The Human Rights Commissioner, Ramón Custodio, last week had condemned acts of harassment and threats to reporters and editors with the newspapers El Heraldo and La Tribuna, television channels Televicentro and Globo TV and radio station Radio Globo, media that have reported on corruption in the police force and complained of a lack of transparency in the public administration.
The chairman of the IAPA’s Committee on Freedom of the Press and Information, Gustavo Mohme, declared that the organization “repudiates these actions against Honduran journalists and their families, aimed at scaring the press and through intimidation bring about self-censorship in order to prevent compromising information coming out in the press.”

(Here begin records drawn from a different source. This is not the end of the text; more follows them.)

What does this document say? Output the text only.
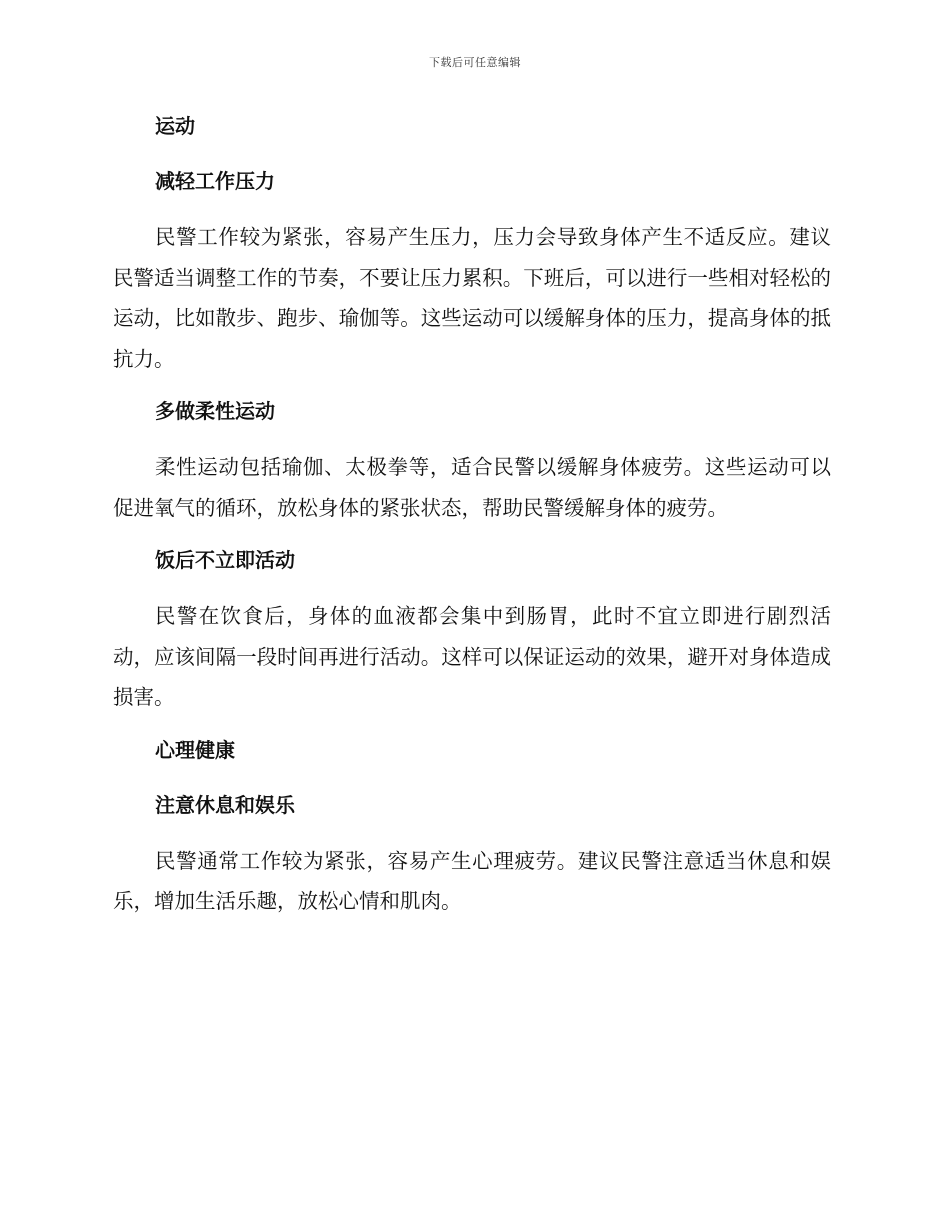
下载后可任意编辑
运动
减轻工作压力

民警工作较为紧张，容易产生压力，压力会导致身体产生不适反应。建议民警适当调整工作的节奏，不要让压力累积。下班后，可以进行一些相对轻松的运动，比如散步、跑步、瑜伽等。这些运动可以缓解身体的压力，提高身体的抵抗力。

多做柔性运动

柔性运动包括瑜伽、太极拳等，适合民警以缓解身体疲劳。这些运动可以促进氧气的循环，放松身体的紧张状态，帮助民警缓解身体的疲劳。

饭后不立即活动

民警在饮食后，身体的血液都会集中到肠胃，此时不宜立即进行剧烈活动，应该间隔一段时间再进行活动。这样可以保证运动的效果，避开对身体造成损害。

心理健康
注意休息和娱乐

民警通常工作较为紧张，容易产生心理疲劳。建议民警注意适当休息和娱乐，增加生活乐趣，放松心情和肌肉。
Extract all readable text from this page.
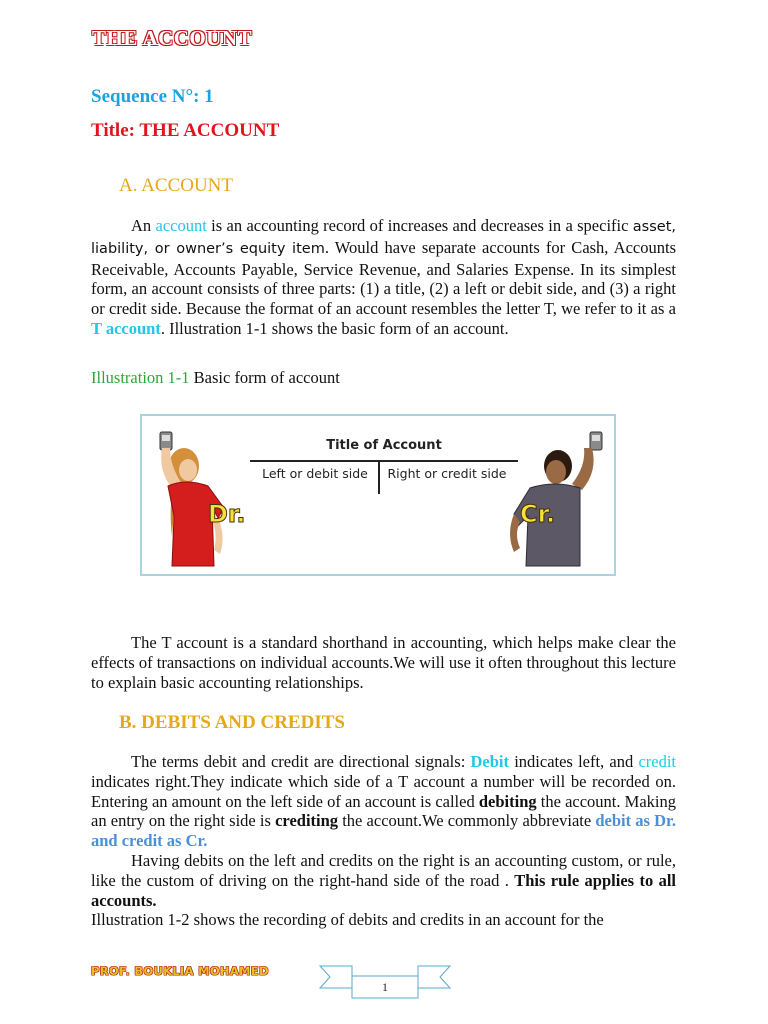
THE ACCOUNT
Sequence N°: 1
Title: THE ACCOUNT
A. ACCOUNT
An account is an accounting record of increases and decreases in a specific asset, liability, or owner’s equity item. Would have separate accounts for Cash, Accounts Receivable, Accounts Payable, Service Revenue, and Salaries Expense. In its simplest form, an account consists of three parts: (1) a title, (2) a left or debit side, and (3) a right or credit side. Because the format of an account resembles the letter T, we refer to it as a T account. Illustration 1-1 shows the basic form of an account.
Illustration 1-1 Basic form of account
Dr.
Title of Account
Left or debit side	Right or credit side
Cr.
The T account is a standard shorthand in accounting, which helps make clear the effects of transactions on individual accounts.We will use it often throughout this lecture to explain basic accounting relationships.
B. DEBITS AND CREDITS
The terms debit and credit are directional signals: Debit indicates left, and credit indicates right.They indicate which side of a T account a number will be recorded on. Entering an amount on the left side of an account is called debiting the account. Making an entry on the right side is crediting the account.We commonly abbreviate debit as Dr. and credit as Cr.
Having debits on the left and credits on the right is an accounting custom, or rule, like the custom of driving on the right-hand side of the road . This rule applies to all accounts.
Illustration 1-2 shows the recording of debits and credits in an account for the
PROF. BOUKLIA MOHAMED
1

Mohme, editor of the Lima, Peru, newspaper La República, added, “The lack of justice and punishment is encouraging greater violence”. He echoed the plea made by the Human Rights Commissioner to Honduras’ President Porfirio Lobo to have the reports of wrongdoing investigated and who reminded that it is the duty of the government to investigate some 19 still unsolved murders of journalists committed in the Central American country since 2007.
According to reports, El Heraldo reporters and editors have been receiving insults and threats on their cell phones, and on November 21 one of them was followed by a suspicious-looking vehicle that was understood to have been seized by the authorities for having been used in organized crime activities.
On November 20 a reporter with the La Tribuna investigative team escaped uninjured from an attack after being followed by unidentified persons who shot at him several times, as he left the newspaper’s offices. The newspaper has also received a number of suspicious calls and one of its editors was detained twice by police between November 9 and 11 and roughed up after identifying himself as a La Tribuna employee. In addition, a photographer covering a court case involving a police officer was threatened by the officer.
Journalist Francisco Hernández, host of a news program broadcast by Radio Globo and Globo TV, reported that he and members of his family had received threats on November 17. The son of journalist Renato Álvarez, director of Telenoticias, was attacked on November 9 at his home by three men who pointed guns at his head. Álvarez had discussed reports of corruption in the police force in his news program.